None of these arguments suggest that universal health coverage and global health security are irrelevant to health. As the GBD 2019 authors claim, some countries have longer life expectancy than their stage of development would predict. These overperforming nations – such as Niger, Ethiopia, Portugal and Spain – are likely to have superior public health and health care policies. What GBD 2019 suggests is that the global healthcare community needs to radically rethink its vision. An exclusive focus on health care is a mistake. Health is created from a broader prospectus that includes the quality of education (primary to tertiary), economic growth, gender equality and migration policy.

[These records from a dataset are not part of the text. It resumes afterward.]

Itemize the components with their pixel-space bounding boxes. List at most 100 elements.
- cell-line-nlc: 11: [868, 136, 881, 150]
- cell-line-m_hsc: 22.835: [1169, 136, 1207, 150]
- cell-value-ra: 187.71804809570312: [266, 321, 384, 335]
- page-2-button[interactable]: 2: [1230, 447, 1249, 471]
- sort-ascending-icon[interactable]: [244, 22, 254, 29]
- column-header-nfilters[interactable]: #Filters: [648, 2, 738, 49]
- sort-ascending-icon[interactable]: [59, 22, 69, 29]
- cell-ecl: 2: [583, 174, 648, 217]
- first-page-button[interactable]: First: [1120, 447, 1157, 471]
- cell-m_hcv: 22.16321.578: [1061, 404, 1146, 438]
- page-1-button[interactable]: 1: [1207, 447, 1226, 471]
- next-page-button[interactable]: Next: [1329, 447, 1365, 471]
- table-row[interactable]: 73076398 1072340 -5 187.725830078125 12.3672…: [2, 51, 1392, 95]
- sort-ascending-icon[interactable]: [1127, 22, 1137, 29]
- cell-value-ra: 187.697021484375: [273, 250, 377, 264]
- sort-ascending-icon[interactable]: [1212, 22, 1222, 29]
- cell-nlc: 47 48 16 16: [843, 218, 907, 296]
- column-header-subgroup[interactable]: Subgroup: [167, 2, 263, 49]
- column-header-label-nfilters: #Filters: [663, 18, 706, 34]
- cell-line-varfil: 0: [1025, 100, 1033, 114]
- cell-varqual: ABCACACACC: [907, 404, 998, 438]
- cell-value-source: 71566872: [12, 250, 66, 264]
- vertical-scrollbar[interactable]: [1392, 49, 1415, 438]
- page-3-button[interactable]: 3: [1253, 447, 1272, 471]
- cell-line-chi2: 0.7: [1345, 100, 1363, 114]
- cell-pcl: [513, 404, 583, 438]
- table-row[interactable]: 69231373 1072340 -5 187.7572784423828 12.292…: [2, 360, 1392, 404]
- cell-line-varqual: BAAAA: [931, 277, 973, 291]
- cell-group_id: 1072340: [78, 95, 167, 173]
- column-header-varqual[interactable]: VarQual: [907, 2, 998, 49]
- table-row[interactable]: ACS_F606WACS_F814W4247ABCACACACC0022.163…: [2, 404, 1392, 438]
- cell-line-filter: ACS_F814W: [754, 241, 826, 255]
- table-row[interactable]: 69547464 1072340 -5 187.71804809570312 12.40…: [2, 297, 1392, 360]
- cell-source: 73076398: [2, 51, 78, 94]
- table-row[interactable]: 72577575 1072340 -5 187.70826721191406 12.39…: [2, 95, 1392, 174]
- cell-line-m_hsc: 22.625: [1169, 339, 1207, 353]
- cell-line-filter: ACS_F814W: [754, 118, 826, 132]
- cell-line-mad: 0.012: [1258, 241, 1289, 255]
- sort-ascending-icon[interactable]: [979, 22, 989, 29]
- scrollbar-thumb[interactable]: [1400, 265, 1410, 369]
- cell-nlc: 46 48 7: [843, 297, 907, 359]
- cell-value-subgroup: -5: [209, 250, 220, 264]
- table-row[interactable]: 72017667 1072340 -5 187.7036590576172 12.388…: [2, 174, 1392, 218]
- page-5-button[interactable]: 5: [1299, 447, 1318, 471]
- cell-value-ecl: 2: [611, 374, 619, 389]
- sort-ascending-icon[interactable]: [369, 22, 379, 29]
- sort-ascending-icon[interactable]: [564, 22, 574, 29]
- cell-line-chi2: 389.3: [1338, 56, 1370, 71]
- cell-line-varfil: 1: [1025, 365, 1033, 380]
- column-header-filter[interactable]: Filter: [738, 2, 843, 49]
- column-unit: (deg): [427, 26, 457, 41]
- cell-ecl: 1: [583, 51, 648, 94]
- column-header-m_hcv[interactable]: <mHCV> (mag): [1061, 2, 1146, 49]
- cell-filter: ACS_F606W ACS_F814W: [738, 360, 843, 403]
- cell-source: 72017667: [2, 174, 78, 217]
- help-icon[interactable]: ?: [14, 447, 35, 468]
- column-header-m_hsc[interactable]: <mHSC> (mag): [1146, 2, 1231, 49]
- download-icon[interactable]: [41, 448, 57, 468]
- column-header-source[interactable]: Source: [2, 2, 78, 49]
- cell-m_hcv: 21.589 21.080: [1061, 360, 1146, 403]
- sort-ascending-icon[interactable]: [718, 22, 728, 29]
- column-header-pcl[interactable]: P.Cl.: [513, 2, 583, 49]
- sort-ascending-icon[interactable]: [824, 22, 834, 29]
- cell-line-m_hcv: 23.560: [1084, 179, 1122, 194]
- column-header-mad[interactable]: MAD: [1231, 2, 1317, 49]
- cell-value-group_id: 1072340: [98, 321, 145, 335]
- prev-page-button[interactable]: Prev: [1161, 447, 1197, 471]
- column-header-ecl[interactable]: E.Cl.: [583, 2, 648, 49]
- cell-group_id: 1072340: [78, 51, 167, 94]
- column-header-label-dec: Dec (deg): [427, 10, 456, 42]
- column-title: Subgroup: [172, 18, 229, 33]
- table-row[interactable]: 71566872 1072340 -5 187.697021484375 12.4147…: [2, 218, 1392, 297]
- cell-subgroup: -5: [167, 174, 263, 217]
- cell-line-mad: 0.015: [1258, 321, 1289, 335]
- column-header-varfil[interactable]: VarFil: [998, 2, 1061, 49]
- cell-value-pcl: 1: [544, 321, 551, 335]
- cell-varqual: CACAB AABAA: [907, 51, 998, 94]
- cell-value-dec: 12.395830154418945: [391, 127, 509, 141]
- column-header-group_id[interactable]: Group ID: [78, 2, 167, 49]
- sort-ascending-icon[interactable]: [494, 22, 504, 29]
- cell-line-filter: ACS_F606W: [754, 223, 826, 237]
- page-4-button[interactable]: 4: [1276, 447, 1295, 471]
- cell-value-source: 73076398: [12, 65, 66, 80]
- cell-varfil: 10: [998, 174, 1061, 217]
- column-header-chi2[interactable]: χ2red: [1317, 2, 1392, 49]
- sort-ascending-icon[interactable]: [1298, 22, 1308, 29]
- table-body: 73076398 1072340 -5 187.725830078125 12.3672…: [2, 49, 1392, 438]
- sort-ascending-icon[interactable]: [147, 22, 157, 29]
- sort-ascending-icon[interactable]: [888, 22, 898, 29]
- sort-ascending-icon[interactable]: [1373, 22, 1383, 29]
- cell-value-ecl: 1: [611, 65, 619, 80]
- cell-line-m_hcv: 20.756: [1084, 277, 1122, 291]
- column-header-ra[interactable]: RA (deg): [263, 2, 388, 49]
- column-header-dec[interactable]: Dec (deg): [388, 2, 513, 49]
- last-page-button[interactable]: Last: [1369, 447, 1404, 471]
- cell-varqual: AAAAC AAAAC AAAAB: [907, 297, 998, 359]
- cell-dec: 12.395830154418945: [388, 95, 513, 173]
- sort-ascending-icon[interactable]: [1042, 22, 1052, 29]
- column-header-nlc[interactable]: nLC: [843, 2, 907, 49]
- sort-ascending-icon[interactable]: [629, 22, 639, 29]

This conclusion is immediately relevant to national strategies for resolving COVID-19. Although attention should be paid to controlling the transmission in communities of severe acute respiratory syndrome coronavirus 2 and protecting those most vulnerable to its consequences, success will require a more inclusive strategy. COVID-19 is a syndrome of coronavirus infection combined with an epidemic of non-communicable diseases that both interact on a social substrate of poverty and inequality. The message from the GBD is that unless deeply embedded structural inequalities in society are tackled, and unless a more liberal approach to immigration policies is adopted, societies will not be protected from future infectious outbreaks and the health of the population will not achieve the benefits that global health advocates seek. . It is time for the global health community to change direction.